La situation de l’islam est qu’il n’y a pas de structure organisée pour représenter les fidèles. Avec qui discuter une relation sereine entre les fidèles et l’Etat ? S’il n’y a pas d’organisation représentative, il ne peut pas y avoir de coordination et d’accord. Il parait légitime, au vu du système français, que la religion musulmane soit structurée d’une manière ou d’une autre pour devenir un interlocuteur crédible pouvant parler au nom cette communauté religieuse, tout en étant une organisation indépendante de l’influence de certains pays étrangers.

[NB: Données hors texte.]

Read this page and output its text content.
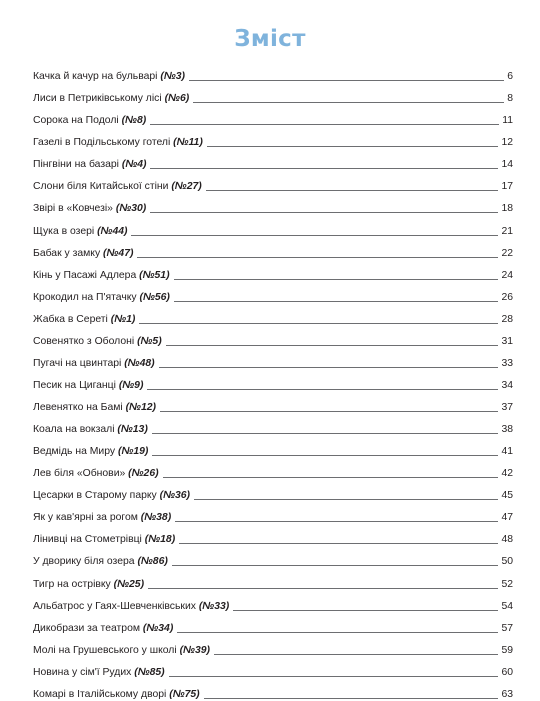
Зміст
Качка й качур на бульварі (№3)	6
Лиси в Петриківському лісі (№6)	8
Сорока на Подолі (№8)	11
Газелі в Подільському готелі (№11)	12
Пінгвіни на базарі (№4)	14
Слони біля Китайської стіни (№27)	17
Звірі в «Ковчезі» (№30)	18
Щука в озері (№44)	21
Бабак у замку (№47)	22
Кінь у Пасажі Адлера (№51)	24
Крокодил на П'ятачку (№56)	26
Жабка в Сереті (№1)	28
Совенятко з Оболоні (№5)	31
Пугачі на цвинтарі (№48)	33
Песик на Циганці (№9)	34
Левенятко на Бамі (№12)	37
Коала на вокзалі (№13)	38
Ведмідь на Миру (№19)	41
Лев біля «Обнови» (№26)	42
Цесарки в Старому парку (№36)	45
Як у кав'ярні за рогом (№38)	47
Лінивці на Стометрівці (№18)	48
У дворику біля озера (№86)	50
Тигр на острівку (№25)	52
Альбатрос у Гаях-Шевченківських (№33)	54
Дикобрази за театром (№34)	57
Молі на Грушевського у школі (№39)	59
Новина у сім'ї Рудих (№85)	60
Комарі в Італійському дворі (№75)	63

L’histoire est une merveilleuse leçon d’humilité et permet souvent d’analyser des situations présentes avec cette connaissance passée. Par exemple, qui se souvient que Napoléon avait interdit le financement des séminaires protestants aux puissances étrangères, et veillé à la nomination des directeurs de ces séminaires, situés obligatoirement dans la France de l’époque ? Ce qui a été possible pour les protestants ne pourrait-il pas se faire avec l’islam ?

Beaucoup évoquent ce que Bonaparte a fait pour le judaïsme, ou ce que la IIIe République a fait avec le catholicisme, comme modèle de ce qu'il faudrait faire avec l'islam aujourd'hui. Au regard de l'histoire, pensez-vous que ces comparaisons soient justifiées?

La religion catholique a été souvent soumise au pouvoir politique pendant des siècles. Les différents rois de France n’ont pas ménagé leur peine pour que les religieux acceptent son pouvoir sans interférer avec eux. La nomination des évêques a longtemps été un enjeu lourd de conséquence entre les rois de France et le Pape. Et ce, tant déjà avec Clovis qu’avec les différents rois capétiens, et jusqu’à Napoléon qui exigera ce contrôle, allant jusqu’à emprisonner le Pape… D’ailleurs, Napoléon étendra ces principes aux protestants ainsi qu’aux juifs, avec notamment la mise en place d’une structure représentative, à savoir le consistoire central israélite de France, qui rassemblera alors une religion qui n’avait pas d’unité formelle, structurée. La religion juive a dû, à cette occasion, accepter cette suprématie du droit français sur le droit religieux, abandonnant pour certains qui le pratiquaient encore la polygamie, la répudiation etc…Et cela n’a pu se faire qu’avec la mise en place en 1806 du consistoire. La religion juive de France a alors renoncé à la suprématie de la loi hébraïque sur la loi française.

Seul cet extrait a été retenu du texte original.